Dies waren die Tätigkeit und die Leistungen des Leiters der „Lesebibliothek“. Wir hielten es für nötig, etwas ausführlicher auf sie einzugehen, da er in der „Lesebibliothek“ Alleinherrscher war, und weil seine Ansichten sich mit großer Geschwindigkeit zugleich mit den viertausend Exemplaren des Journals über das ganze Rußland verbreiteten.

Eine Zeitschrift, die mit den vom Buchhändler Smirdin zur Verfügung gestellten Mitteln herausgegeben wurde, konnte unmöglich ganz schlecht sein. Sie hatte schon den großen Vorzug, daß jede Nummer einen großen Umfang hatte und als dicker Band erschien. Das war eine angenehme Neuerung für die Abonnenten, besonders für die Bewohner unserer Städte und die Gutsbesitzer auf dem Lande. Die „Bibliothek“ brachte mitunter interessante Aufsätze aus ausländischen Zeitschriften, und in dem lyrischen Teile begegnete man den Namen der Leuchten unseres russischen Parnasses. Am besten aber war stets die Rubrik „Vermischtes“, die eine bunte Menge der neuesten Neuigkeiten enthielt. Dieser Teil hatte etwas Lebendiges und echt Journalistisches. Die schöne Prosaliteratur, sowohl die Originale wie die Übersetzungen, die Erzählungen usw. ließen auf wenig Geschmack und wenig Verständnis bei der Auswahl schließen. In der „Lesebibliothek“ pflegte auch etwas vorzukommen, was bis dahin in Rußland unerhört war. Der Leiter korrigierte und arbeitete fast alle Aufsätze um, die in ihr zum Abdruck kamen, und merkwürdigerweise gestand er das ganz kühn und offen ein: „Bei uns in der ‚Lesebibliothek‘ herrscht ein anderes Prinzip als bei anderen Zeitschriften,“ erklärte er einmal, „wir behalten keine Erzählung in ihrer ursprünglichen Form bei, alle werden umgearbeitet, zuweilen ziehen wir zwei, zuweilen auch drei zu einer zusammen, und die Aufsätze gewinnen außerordentlich durch unsere Umarbeitungen.“ Solch eine seltsame Bevormundung war bisher in Rußland nicht üblich.

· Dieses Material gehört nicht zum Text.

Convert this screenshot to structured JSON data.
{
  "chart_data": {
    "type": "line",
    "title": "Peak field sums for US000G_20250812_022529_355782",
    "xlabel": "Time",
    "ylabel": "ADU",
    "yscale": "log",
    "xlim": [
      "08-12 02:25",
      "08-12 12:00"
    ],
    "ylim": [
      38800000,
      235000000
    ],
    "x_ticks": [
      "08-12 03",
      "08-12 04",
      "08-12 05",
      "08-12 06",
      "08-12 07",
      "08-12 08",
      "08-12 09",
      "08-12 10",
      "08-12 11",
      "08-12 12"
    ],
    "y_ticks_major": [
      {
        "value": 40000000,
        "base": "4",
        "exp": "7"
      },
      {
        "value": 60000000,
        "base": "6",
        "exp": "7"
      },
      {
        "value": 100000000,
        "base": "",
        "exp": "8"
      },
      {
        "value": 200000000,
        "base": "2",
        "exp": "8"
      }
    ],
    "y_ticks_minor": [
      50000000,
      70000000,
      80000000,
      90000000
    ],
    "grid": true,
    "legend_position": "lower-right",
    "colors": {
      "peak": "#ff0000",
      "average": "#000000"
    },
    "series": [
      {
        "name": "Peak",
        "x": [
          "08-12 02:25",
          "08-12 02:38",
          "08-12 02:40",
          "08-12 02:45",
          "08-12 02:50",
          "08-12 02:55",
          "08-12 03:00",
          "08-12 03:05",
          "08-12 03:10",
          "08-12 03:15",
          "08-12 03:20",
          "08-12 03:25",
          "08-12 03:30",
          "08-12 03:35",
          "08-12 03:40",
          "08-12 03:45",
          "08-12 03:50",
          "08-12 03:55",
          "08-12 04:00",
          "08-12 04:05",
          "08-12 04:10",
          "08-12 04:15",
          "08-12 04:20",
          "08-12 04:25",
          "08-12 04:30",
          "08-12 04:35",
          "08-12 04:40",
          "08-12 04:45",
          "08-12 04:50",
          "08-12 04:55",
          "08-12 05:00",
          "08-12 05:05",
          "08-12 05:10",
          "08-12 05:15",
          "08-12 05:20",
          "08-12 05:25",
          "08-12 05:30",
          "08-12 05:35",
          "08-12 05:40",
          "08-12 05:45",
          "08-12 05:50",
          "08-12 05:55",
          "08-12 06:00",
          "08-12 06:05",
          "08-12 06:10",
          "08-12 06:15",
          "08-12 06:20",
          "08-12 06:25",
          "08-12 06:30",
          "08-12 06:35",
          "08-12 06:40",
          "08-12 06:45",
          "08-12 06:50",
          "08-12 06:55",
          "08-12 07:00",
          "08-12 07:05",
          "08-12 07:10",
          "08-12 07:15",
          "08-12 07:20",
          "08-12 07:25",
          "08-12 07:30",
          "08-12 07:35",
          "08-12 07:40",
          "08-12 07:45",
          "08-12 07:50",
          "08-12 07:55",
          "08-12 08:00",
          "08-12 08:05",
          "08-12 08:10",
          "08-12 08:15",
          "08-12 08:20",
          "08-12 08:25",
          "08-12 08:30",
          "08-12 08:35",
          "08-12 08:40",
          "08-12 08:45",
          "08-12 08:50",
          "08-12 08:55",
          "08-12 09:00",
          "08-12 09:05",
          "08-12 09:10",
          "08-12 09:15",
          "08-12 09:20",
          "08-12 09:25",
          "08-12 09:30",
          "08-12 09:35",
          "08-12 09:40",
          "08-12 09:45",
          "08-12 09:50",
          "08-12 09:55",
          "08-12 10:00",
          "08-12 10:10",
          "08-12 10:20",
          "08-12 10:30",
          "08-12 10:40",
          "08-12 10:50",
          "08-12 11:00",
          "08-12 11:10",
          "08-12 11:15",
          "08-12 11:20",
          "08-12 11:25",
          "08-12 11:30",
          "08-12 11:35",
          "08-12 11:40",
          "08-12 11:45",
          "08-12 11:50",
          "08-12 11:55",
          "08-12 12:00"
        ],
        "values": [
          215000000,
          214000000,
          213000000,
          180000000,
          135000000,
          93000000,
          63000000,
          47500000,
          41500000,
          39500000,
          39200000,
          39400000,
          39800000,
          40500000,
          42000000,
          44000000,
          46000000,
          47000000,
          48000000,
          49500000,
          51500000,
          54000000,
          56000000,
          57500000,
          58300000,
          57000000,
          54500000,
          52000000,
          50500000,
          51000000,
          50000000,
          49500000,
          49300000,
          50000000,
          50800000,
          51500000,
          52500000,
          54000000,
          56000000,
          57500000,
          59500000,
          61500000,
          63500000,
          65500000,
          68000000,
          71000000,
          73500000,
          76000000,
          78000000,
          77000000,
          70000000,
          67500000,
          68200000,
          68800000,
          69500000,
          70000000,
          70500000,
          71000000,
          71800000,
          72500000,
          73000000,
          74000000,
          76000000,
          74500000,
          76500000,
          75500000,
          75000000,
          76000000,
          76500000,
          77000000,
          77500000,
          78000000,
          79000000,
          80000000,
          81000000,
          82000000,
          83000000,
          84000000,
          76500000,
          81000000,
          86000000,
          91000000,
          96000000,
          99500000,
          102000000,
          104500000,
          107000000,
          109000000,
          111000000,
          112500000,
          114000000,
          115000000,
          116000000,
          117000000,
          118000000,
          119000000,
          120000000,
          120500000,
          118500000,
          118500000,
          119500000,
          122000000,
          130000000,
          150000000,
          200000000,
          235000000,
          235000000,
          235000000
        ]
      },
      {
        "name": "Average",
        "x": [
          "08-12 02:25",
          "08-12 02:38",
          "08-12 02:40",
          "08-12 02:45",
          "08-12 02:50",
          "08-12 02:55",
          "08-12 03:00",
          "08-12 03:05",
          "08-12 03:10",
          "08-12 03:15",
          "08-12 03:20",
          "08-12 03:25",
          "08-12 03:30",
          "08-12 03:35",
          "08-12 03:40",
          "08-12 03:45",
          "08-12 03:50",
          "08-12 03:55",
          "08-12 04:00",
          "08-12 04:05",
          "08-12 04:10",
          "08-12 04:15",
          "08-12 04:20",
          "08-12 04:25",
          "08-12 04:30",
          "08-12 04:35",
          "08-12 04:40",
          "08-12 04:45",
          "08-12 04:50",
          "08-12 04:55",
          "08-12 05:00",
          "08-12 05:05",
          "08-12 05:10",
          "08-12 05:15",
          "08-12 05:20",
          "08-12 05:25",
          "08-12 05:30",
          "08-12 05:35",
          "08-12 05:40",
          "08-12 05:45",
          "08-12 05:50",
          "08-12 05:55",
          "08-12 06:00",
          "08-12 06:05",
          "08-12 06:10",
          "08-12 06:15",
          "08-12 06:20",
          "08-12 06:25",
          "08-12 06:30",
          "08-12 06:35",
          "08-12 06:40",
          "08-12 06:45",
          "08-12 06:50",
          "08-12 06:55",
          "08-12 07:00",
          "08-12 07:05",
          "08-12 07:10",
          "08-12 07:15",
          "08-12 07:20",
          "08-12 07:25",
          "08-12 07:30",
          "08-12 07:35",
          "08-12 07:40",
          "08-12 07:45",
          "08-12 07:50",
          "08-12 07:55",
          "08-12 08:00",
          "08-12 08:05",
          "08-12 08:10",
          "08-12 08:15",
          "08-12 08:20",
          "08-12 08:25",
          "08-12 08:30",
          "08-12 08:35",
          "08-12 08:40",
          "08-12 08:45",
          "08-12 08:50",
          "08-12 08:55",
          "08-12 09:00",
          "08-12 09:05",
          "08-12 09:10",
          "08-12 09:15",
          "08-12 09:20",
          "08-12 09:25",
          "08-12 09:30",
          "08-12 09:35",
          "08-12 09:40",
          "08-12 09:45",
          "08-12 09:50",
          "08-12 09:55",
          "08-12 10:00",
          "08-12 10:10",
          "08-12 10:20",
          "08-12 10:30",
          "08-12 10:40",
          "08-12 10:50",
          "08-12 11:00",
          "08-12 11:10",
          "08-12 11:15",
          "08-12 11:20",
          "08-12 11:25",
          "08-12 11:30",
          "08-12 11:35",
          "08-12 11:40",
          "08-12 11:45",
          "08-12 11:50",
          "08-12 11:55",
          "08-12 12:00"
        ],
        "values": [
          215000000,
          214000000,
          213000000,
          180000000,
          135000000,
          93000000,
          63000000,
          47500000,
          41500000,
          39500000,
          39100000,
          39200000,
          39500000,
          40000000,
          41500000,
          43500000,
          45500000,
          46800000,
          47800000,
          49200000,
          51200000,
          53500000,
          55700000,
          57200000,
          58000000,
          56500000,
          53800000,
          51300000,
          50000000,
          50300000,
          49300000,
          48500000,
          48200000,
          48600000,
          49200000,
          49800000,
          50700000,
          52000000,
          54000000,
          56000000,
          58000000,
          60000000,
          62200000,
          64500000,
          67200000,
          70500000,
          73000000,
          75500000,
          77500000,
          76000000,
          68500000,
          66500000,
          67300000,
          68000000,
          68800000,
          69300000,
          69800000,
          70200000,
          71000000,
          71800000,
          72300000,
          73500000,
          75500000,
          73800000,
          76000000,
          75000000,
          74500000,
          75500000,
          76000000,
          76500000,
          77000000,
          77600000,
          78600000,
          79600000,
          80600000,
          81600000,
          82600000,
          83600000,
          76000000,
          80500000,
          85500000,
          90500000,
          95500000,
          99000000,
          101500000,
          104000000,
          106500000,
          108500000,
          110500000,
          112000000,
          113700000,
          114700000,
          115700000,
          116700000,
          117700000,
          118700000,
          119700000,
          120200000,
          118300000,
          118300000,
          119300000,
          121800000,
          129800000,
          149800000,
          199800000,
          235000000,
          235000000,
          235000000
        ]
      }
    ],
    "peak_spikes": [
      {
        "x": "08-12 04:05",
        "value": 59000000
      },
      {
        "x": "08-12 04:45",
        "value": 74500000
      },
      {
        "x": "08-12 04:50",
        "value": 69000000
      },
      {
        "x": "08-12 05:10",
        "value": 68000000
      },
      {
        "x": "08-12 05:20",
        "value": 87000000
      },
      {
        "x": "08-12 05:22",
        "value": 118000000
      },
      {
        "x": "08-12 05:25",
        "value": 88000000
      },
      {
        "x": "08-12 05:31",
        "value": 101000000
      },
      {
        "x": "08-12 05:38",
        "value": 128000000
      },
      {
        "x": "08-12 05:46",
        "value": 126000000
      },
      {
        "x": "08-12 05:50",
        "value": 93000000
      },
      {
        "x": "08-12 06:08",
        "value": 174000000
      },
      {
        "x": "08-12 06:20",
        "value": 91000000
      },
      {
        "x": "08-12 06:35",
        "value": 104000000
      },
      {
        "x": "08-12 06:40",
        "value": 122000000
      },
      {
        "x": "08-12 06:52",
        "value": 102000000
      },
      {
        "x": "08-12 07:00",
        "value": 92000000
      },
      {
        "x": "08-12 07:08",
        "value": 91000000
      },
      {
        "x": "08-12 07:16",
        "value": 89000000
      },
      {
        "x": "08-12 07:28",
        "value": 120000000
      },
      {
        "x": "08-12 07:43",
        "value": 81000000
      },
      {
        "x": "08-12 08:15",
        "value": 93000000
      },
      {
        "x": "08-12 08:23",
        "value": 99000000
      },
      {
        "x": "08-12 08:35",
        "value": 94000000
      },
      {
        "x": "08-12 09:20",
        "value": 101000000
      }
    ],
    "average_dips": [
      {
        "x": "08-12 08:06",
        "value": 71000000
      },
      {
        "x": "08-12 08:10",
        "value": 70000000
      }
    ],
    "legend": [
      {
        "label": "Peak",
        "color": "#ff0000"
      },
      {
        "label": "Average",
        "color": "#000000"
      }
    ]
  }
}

Viele Schriftsteller fingen an zu fürchten, das Publikum könne Aufsätze, die häufig ganz ohne Unterschrift erschienen, oder mit fingierten Namen gezeichnet waren, für Arbeiten von ihnen halten, und zogen sich deshalb von der Mitarbeit an dieser Zeitschrift zurück. Die Zahl der Teilnehmer schmolz so zusammen, daß die Herausgeber bereits im zweiten Jahre keine lange Liste von Namen aufstellen konnten, sondern nur dunkel andeuteten, daß sie die besten Schriftsteller zu ihren Mitarbeitern zählten, ohne sie jedoch zu nennen. Und obgleich die Zeitschrift weder ihr Format noch auch ihr Wesen änderte, wurden doch die Aufsätze merklich schlechter: ein gewisser Mangel an Sorgfalt machte sich fühlbar. Schon wurde die „Bibliothek“ in den Hauptstädten weniger gelesen, in der Provinz dagegen fand sie noch denselben Absatz, und die in ihr vertretenen Anschauungen verbreiteten sich ebenso rasch. Wenden wir uns jetzt zu den anderen Zeitschriften.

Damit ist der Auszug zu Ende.